Los síntomas vasomotores o sofocos constituyen la manifestación clínica más característica. Estos síntomas que resultan molestos, en muchas ocasiones son la principal causa de consulta al ginecólogo, y se deben fundamentalmente a la primera reacción del organismo ante la ausencia de estrógenos.
Nutrición en la menopausia
Una de las cuestiones más importantes a tener en cuenta en esta etapa de la vida es la alimentación y las necesidades nutricionales. Hay que evitar la obesidad, la diabetes, la arterioesclerosis, la hipertensión y la silenciosa osteoporosis. Nutrición y menopausia es una relación que abarca varios aspectos.
Sabemos que una dieta deficiente puede ser causa de desnutrición, lo que conlleva a una disminución de calcio y por lo tanto la posibilidad de desarrollar osteoporosis.
El consumo exagerado de grasas saturadas y carbohidratos, conduce a un exceso de peso que puede inducir enfermedades cardiovasculares e hipertensión arterial.

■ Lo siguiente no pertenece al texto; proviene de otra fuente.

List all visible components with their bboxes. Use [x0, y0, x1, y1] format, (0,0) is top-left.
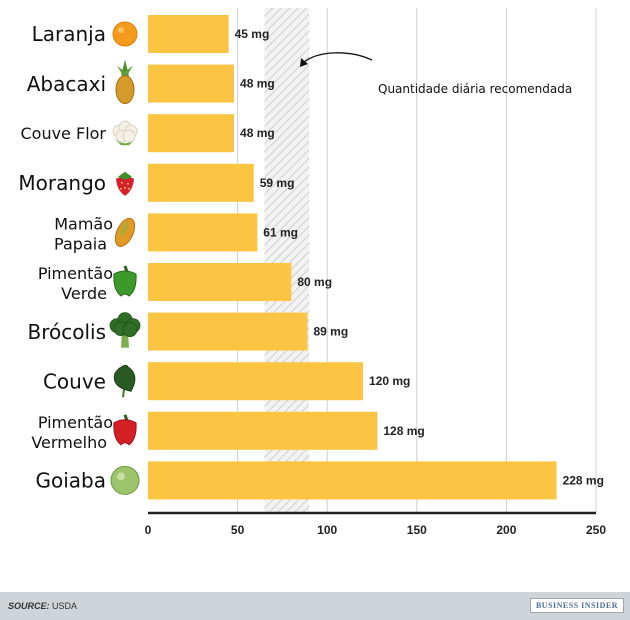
data-label: 120 mg	[369, 374, 410, 388]
source-value: USDA	[52, 601, 78, 611]
bar	[148, 114, 235, 153]
category-label: Brócolis	[27, 320, 106, 344]
data-label: 48 mg	[240, 126, 275, 140]
annotation: Quantidade diária recomendada	[300, 52, 572, 96]
strawberry-icon	[116, 171, 134, 196]
category-label-line: Papaia	[54, 234, 107, 253]
bars: 45 mg 48 mg 48 mg 59 mg 61 mg 80 mg 89 mg 120 m…	[148, 15, 604, 500]
kale-icon	[113, 364, 136, 398]
footer: SOURCE: USDA BUSINESS INSIDER	[0, 592, 630, 620]
bar	[148, 312, 308, 351]
orange-icon	[112, 21, 138, 47]
bar-chart: 45 mg 48 mg 48 mg 59 mg 61 mg 80 mg 89 mg 120 m…	[18, 8, 606, 537]
category-label-line: Mamão	[54, 214, 113, 233]
category-label-line: Vermelho	[31, 433, 107, 452]
bar	[148, 461, 557, 500]
source-label: SOURCE:	[8, 601, 50, 611]
cauliflower-icon	[112, 120, 138, 146]
category-label: Pimentão Vermelho	[31, 413, 113, 452]
x-tick-label: 50	[231, 523, 245, 537]
category-label: Pimentão Verde	[38, 264, 113, 303]
category-label: Abacaxi	[27, 72, 106, 96]
x-tick-label: 150	[407, 523, 427, 537]
source-credit: SOURCE: USDA	[8, 601, 77, 611]
red-pepper-icon	[113, 414, 137, 446]
x-tick-label: 250	[586, 523, 606, 537]
x-tick-label: 200	[496, 523, 516, 537]
category-label-line: Pimentão	[38, 413, 113, 432]
bar	[148, 64, 235, 103]
bar	[148, 163, 254, 202]
category-label: Goiaba	[36, 469, 107, 493]
category-labels: Laranja Abacaxi Couve Flor Morango Mamão Papa…	[18, 22, 113, 492]
bar	[148, 362, 364, 401]
data-label: 80 mg	[297, 275, 332, 289]
annotation-arrowhead	[300, 58, 308, 67]
bar	[148, 411, 378, 450]
category-label: Mamão Papaia	[54, 214, 113, 253]
x-tick-label: 0	[145, 523, 152, 537]
data-label: 45 mg	[235, 27, 270, 41]
data-label: 228 mg	[563, 473, 604, 487]
pineapple-icon	[115, 59, 135, 105]
data-label: 61 mg	[263, 225, 298, 239]
green-pepper-icon	[113, 265, 137, 297]
x-tick-label: 100	[317, 523, 337, 537]
category-label-line: Pimentão	[38, 264, 113, 283]
x-axis: 0 50 100 150 200 250	[145, 511, 606, 537]
annotation-arrow	[302, 52, 373, 64]
broccoli-icon	[109, 312, 141, 348]
bar	[148, 263, 292, 301]
bar	[148, 15, 229, 53]
category-label-line: Verde	[61, 284, 107, 303]
data-label: 89 mg	[313, 325, 348, 339]
bar	[148, 213, 258, 252]
category-label: Couve	[43, 369, 106, 393]
data-label: 128 mg	[383, 424, 424, 438]
category-label: Laranja	[32, 22, 106, 46]
category-label: Couve Flor	[20, 124, 106, 143]
annotation-text: Quantidade diária recomendada	[378, 82, 572, 96]
papaya-icon	[114, 217, 136, 247]
guava-icon	[110, 465, 140, 495]
data-label: 59 mg	[260, 176, 295, 190]
category-label: Morango	[18, 171, 106, 195]
fruit-icons	[109, 21, 141, 495]
brand-logo: BUSINESS INSIDER	[529, 598, 624, 613]
data-label: 48 mg	[240, 77, 275, 91]
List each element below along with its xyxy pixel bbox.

Finalmente, la falta de ejercicio o vida sedentaria, el consumo de tabaco, alcohol, cafeína y bebidas gaseosas, también contribuyen al deterioro del estado nutricional, con alteración de nutrientes esenciales.
En la menopausia y el climaterio se presenta privación estrogénica lo que lleva a una menor absorción de calcio (el 25%, cuando lo normal es que sea de 30-50%) y a una mayor excreción renal, debido a menor concentración de vitamina D, parathormona y estradiol, razón por la cual se disminuyen los niveles de calcio sérico.